We can also combine components to see how they relate to one another. (In fancier terminology, we’re taking a bivariate view instead of a univariate view.) For example, if we plot PC01
(deranged vs. resonable) against PC04
(rugged vs. refined), we can see where characters fall along both components, resulting in a more nuanced look at their personalities. Characters farther to the right (or left) are more deranged (or reasonable). And characters higher up (or down) are more rugged (or refined).
p <- character_list %>%
left_join(personality_pca, by = "character_code") %>%
mutate(Character = character_name,
`Fictional Work` = fictional_work,
colour_group = case_when(PC01 > 0 & PC04 > 0 ~ "deranged_rugged",
PC01 > 0 ~ "deranged_refined",
PC04 < 0 ~ "reasonable_refined",
TRUE ~ "reasonable_rugged"),
alpha_factor = sqrt(PC01 ^ 2 + PC04 ^ 2)) %>%
ggplot(aes(PC01, PC04, label = Character, label2 = `Fictional Work`)) +
geom_hline(yintercept = 0, lty = 2, alpha = 0.8, colour = "grey50") +
geom_vline(xintercept = 0, lty = 2, alpha = 0.8, colour = "grey50") +
geom_point(aes(colour = colour_group, alpha = alpha_factor)) +
annotate("text", x = 14, y = 14, label = "Deranged\n+\nRugged",
family = "IBM Plex Sans", size = 7, colour = "#cc0024") +
annotate("text", x = 14, y = -14, label = "Deranged\n+\nRefined",
family = "IBM Plex Sans", size = 7, colour = "#4b264d") +
annotate("text", x = -14, y = -14, label = "Reasonable\n+\nRefined",
family = "IBM Plex Sans", size = 7, colour = "#244F26") +
annotate("text", x = -14, y = 14, label = "Reasonable\n+\nRugged",
family = "IBM Plex Sans", size = 7, colour = "#016eae") +
expand_limits(x = c(-21, 21),
y = c(-16, 16)) +
scale_colour_manual(values = c("#4b264d", "#cc0024", "#244F26", "#016eae")) +
labs(title = "") +
theme(legend.position = "none",
text = element_text(family = "IBM Plex Sans"),
plot.title = element_text(margin = margin(t = 10, b = 30)))

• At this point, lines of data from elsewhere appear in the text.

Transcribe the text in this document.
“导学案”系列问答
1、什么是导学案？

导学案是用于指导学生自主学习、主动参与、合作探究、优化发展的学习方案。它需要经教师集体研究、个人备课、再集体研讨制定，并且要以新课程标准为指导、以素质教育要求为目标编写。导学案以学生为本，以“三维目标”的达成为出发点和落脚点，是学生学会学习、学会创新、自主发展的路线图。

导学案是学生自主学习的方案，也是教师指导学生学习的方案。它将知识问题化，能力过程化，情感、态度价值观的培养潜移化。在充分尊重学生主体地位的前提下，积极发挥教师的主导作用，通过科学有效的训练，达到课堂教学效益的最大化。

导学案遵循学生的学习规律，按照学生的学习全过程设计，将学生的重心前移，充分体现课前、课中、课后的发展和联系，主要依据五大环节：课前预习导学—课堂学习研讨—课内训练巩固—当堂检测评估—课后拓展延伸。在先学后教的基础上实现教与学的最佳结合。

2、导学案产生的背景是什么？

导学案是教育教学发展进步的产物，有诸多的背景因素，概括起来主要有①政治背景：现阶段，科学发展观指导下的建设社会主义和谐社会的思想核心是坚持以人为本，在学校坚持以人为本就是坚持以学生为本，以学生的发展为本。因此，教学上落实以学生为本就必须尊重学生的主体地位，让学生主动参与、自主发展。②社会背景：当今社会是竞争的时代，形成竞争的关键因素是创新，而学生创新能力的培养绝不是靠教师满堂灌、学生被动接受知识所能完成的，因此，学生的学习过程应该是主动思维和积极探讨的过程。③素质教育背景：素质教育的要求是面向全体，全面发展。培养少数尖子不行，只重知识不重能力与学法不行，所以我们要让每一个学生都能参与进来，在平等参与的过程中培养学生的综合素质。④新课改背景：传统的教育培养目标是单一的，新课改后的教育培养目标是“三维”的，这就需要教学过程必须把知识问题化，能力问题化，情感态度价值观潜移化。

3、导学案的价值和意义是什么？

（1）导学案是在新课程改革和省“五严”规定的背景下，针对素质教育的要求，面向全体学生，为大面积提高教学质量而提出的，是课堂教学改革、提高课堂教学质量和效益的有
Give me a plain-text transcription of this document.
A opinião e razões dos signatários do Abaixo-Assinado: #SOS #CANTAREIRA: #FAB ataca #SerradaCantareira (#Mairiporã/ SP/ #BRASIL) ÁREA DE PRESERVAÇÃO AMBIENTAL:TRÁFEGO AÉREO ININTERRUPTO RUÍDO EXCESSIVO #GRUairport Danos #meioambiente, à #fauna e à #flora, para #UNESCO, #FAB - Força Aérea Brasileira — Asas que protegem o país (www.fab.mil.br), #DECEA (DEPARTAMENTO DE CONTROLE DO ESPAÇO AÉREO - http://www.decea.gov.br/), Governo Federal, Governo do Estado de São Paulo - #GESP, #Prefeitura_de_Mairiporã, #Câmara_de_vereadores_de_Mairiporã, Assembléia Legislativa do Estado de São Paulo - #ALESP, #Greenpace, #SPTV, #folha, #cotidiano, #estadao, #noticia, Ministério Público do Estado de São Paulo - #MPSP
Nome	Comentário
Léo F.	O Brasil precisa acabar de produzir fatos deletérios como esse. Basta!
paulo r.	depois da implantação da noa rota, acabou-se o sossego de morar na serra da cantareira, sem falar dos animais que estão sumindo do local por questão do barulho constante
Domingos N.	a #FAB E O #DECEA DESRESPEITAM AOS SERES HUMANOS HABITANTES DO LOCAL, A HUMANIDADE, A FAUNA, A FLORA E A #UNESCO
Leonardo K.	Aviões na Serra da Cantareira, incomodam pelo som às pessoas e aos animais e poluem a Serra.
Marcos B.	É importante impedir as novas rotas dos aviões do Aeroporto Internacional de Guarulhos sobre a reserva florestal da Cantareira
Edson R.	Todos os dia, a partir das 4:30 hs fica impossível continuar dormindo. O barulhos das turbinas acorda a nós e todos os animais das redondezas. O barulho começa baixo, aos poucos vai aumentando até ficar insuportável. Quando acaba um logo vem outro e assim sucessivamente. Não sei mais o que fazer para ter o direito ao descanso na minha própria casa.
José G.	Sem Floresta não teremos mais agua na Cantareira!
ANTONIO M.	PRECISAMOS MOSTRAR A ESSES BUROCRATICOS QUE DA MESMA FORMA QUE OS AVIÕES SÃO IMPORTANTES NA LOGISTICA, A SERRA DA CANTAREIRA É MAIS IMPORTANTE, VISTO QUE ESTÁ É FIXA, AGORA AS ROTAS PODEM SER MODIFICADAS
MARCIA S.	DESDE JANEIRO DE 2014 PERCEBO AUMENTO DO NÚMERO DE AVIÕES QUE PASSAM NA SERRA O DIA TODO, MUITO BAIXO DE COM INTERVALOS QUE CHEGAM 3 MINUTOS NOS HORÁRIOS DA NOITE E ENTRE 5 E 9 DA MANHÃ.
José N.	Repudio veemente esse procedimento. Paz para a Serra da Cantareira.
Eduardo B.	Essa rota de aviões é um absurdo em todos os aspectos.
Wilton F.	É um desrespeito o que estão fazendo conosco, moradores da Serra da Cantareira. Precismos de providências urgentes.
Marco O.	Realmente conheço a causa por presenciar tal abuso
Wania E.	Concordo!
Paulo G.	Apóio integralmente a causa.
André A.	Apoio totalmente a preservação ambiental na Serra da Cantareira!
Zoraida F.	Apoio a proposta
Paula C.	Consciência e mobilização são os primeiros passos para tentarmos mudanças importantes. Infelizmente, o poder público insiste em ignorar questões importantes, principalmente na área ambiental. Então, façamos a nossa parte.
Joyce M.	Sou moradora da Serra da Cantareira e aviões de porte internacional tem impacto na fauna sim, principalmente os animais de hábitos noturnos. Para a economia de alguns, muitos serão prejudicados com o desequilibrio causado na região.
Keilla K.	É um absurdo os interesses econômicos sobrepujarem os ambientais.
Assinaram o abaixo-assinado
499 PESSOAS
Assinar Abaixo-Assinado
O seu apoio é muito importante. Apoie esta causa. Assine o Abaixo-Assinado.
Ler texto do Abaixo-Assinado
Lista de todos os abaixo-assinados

ggplotly(p, tooltip = c("label", "label2"))
Taking this view also emphasizes that a single component can only take you so far. There isn’t just one type of “deranged” (PC01
) character. Adding another component, in this case “rugged vs. refined” (PC04
), we see that there are different flavours of deranged. For example, Jayne Cobb (Firefly) and Lucille Bluth (Arrested Development) have approximately the same score on PC01
, but very different scores on PC04
. I would agree that they’re both deranged, but in very different ways. Adding a third (or fourth! or fifth!) component into the mix would give us even more nuance. (But I won’t do that here, because visualizing more than two continuous dimensions gets tricky.)
Conclusion
We’ve learned a lot about this dataset by conducting PCA and exploring the results. But dimensionality reduction techniques like PCA are often a precursor to other things, like developing classification models. I also think this dataset is so rich and interesting that you could explore it in other ways that have nothing to do with PCA.
If you’d like to take this analysis further, you can find the data on my GitHub repo of interesting datasets. Some areas to look into are:
- How does gender affect how characters are portrayed and perceived?
- What are the clusters of personality types? Which characters from different fictional works are most like one another?
- Are certain personalities more prominent in certain genres? For example, do sitcoms tend to have personalities that other genres don’t?